At the top of the code file, under the existing namespace references, find the comment Import namespaces and add the following code to import the namespaces you will need:
```
# import namespaces
from azure.identity import DefaultAzureCredential
from azure.ai.projects import AIProjectClient
```
In the main function, note that code to load the endpoint from the configuration file has already been provided. Then find the comment Get project client, and add the following code to create a client for your Foundry project:
```
# Get project client
project_client = AIProjectClient(
    endpoint=foundry_endpoint,
    credential=DefaultAzureCredential(),
)
```
Find the comment Get an OpenAI client, and add the following code to get an OpenAI client with which to call your agent.
```
# Get an OpenAI client
openai_client = project_client.get_openai_client()
```

Find the comment Use the agent to get a response, and add the following code to submit a user prompt to your agent, and display the response.

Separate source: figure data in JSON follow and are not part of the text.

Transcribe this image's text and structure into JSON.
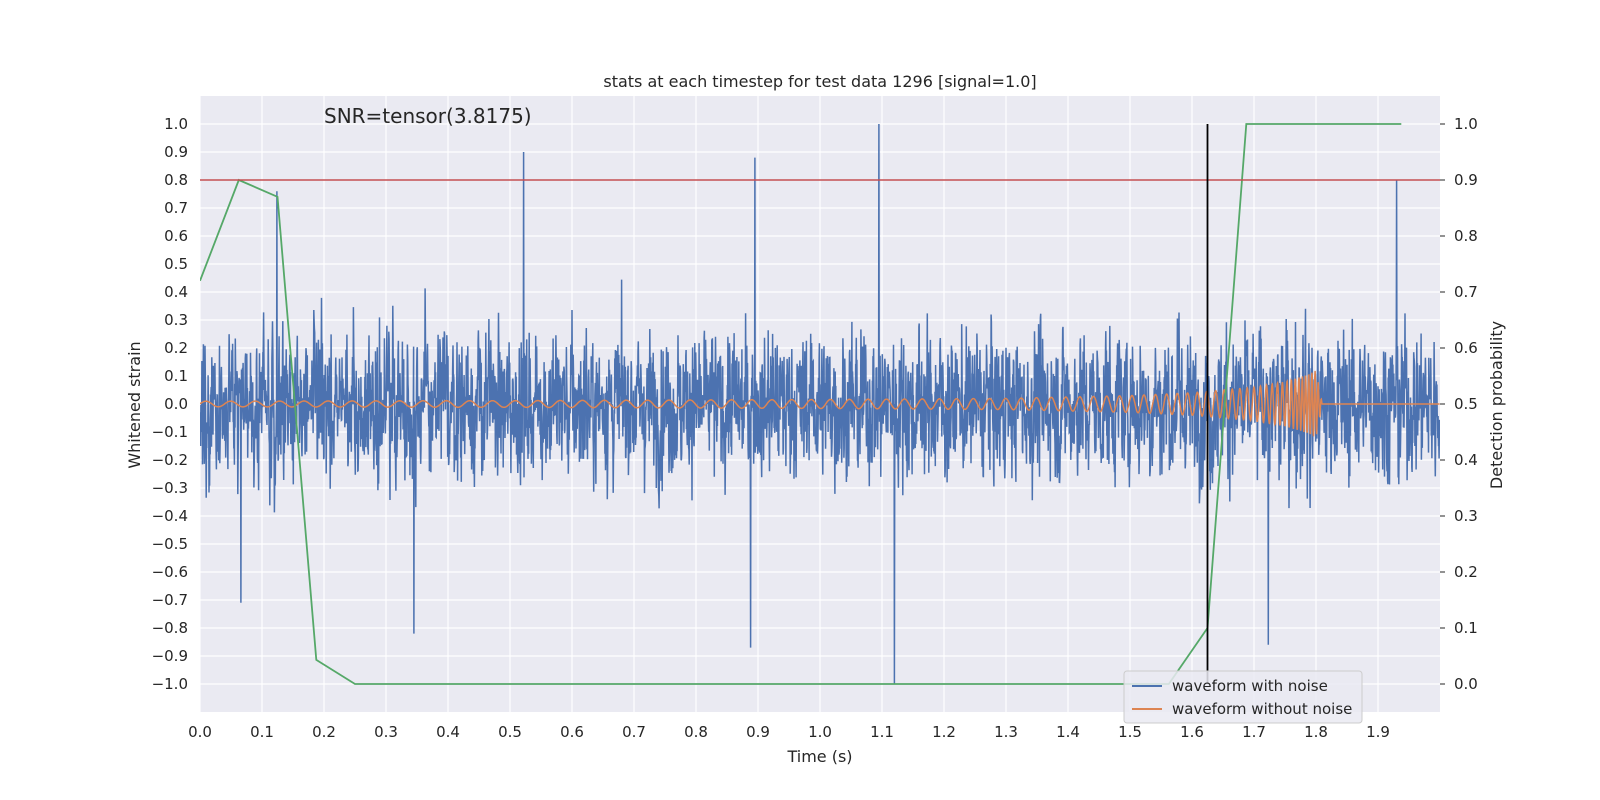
{
  "chart_data": {
    "type": "line",
    "title": "stats at each timestep for test data 1296 [signal=1.0]",
    "annotation": "SNR=tensor(3.8175)",
    "xlabel": "Time (s)",
    "ylabel": "Whitened strain",
    "ylabel_right": "Detection probability",
    "xlim": [
      0.0,
      2.0
    ],
    "ylim": [
      -1.1,
      1.1
    ],
    "ylim_right": [
      -0.05,
      1.05
    ],
    "x_ticks": [
      "0.0",
      "0.1",
      "0.2",
      "0.3",
      "0.4",
      "0.5",
      "0.6",
      "0.7",
      "0.8",
      "0.9",
      "1.0",
      "1.1",
      "1.2",
      "1.3",
      "1.4",
      "1.5",
      "1.6",
      "1.7",
      "1.8",
      "1.9"
    ],
    "y_ticks": [
      "1.0",
      "0.9",
      "0.8",
      "0.7",
      "0.6",
      "0.5",
      "0.4",
      "0.3",
      "0.2",
      "0.1",
      "0.0",
      "−0.1",
      "−0.2",
      "−0.3",
      "−0.4",
      "−0.5",
      "−0.6",
      "−0.7",
      "−0.8",
      "−0.9",
      "−1.0"
    ],
    "y_ticks_right": [
      "1.0",
      "0.9",
      "0.8",
      "0.7",
      "0.6",
      "0.5",
      "0.4",
      "0.3",
      "0.2",
      "0.1",
      "0.0"
    ],
    "grid": true,
    "legend_position": "lower-right",
    "threshold": {
      "y": 0.8,
      "color": "#c44e52"
    },
    "marker_line": {
      "x": 1.625,
      "y_range": [
        -1.0,
        1.0
      ],
      "color": "#000000"
    },
    "colors": {
      "noise": "#4c72b0",
      "clean": "#dd8452",
      "prob": "#55a868",
      "background": "#eaeaf2"
    },
    "series": [
      {
        "name": "waveform with noise",
        "color": "#4c72b0",
        "style": "dense noisy oscillation, amplitude ~0.35 typical",
        "notable_points": [
          {
            "x": 0.124,
            "y": 0.76
          },
          {
            "x": 0.522,
            "y": 0.9
          },
          {
            "x": 0.895,
            "y": 0.88
          },
          {
            "x": 1.095,
            "y": 1.0
          },
          {
            "x": 1.12,
            "y": -1.0
          },
          {
            "x": 0.888,
            "y": -0.87
          },
          {
            "x": 0.345,
            "y": -0.82
          },
          {
            "x": 0.066,
            "y": -0.71
          },
          {
            "x": 1.723,
            "y": -0.86
          },
          {
            "x": 1.93,
            "y": 0.8
          }
        ]
      },
      {
        "name": "waveform without noise",
        "color": "#dd8452",
        "style": "chirp, frequency and amplitude increasing until ~1.8 s",
        "x": [
          0.0,
          0.5,
          1.0,
          1.3,
          1.5,
          1.6,
          1.7,
          1.75,
          1.78,
          1.8,
          1.81
        ],
        "amplitude": [
          0.01,
          0.012,
          0.016,
          0.02,
          0.03,
          0.04,
          0.06,
          0.08,
          0.1,
          0.12,
          0.0
        ]
      },
      {
        "name": "detection probability",
        "color": "#55a868",
        "axis": "right",
        "x": [
          0.0,
          0.0625,
          0.125,
          0.1875,
          0.25,
          0.3125,
          0.375,
          0.4375,
          0.5,
          0.5625,
          0.625,
          0.6875,
          0.75,
          0.8125,
          0.875,
          0.9375,
          1.0,
          1.0625,
          1.125,
          1.1875,
          1.25,
          1.3125,
          1.375,
          1.4375,
          1.5,
          1.5625,
          1.625,
          1.6875,
          1.75,
          1.8125,
          1.875,
          1.9375
        ],
        "y": [
          0.72,
          0.9,
          0.87,
          0.043,
          0.0,
          0.0,
          0.0,
          0.0,
          0.0,
          0.0,
          0.0,
          0.0,
          0.0,
          0.0,
          0.0,
          0.0,
          0.0,
          0.0,
          0.0,
          0.0,
          0.0,
          0.0,
          0.0,
          0.0,
          0.0,
          0.0,
          0.1,
          1.0,
          1.0,
          1.0,
          1.0,
          1.0
        ]
      }
    ]
  }
}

# Use the agent to get a response
response = openai_client.responses.create(
    input=[{"role": "user", "content": prompt}],
    extra_body={"agent_reference": {"name": agent_name, "type": "agent_reference"}},
)

print(f"{agent_name}: {response.output_text}")

Save the changes you made to the code file.

Test the client application

Now let's test the application by running it in a Python environment and authenticating the connection to your project.

In the terminal pane, use the following command to sign into Azure.
```
az login
```
Note: In most scenarios, just using az login will be sufficient. However, if you have subscriptions in multiple tenants, you may need to specify the tenant by using the --tenant parameter. See Sign into Azure interactively using the Azure CLI for details.
When prompted, follow the instructions to sign into Azure. Then complete the sign in process in the command line, viewing (and confirming if necessary) the details of the subscription containing your Foundry resource.
After you have signed in, enter the following command to run the application:
```
python speech-client.py
```

When prompted, enter the following prompt:

Synthesize "Better a witty fool, than a foolish wit!" as speech using the voice "en-GB-SoniaNeural".

Review the response, which should include a clickable link to a generated audio file.

After checking out the generated audio file, enter the following prompt:

Transcribe https://microsoftlearning.github.io/mslearn-ai-language/Labfiles/05-speech-tool/speech_2.wav

Review the response.
To exit the program, enter "quit" (or just press return)

Clean up resources

If you're finished exploring the Azure AI Language service, you can delete the resources you created in this exercise. Here's how:

In the Azure portal, browse to the Foundry resource you created in this lab.
On the resource page, select Delete and follow the instructions to delete the resource.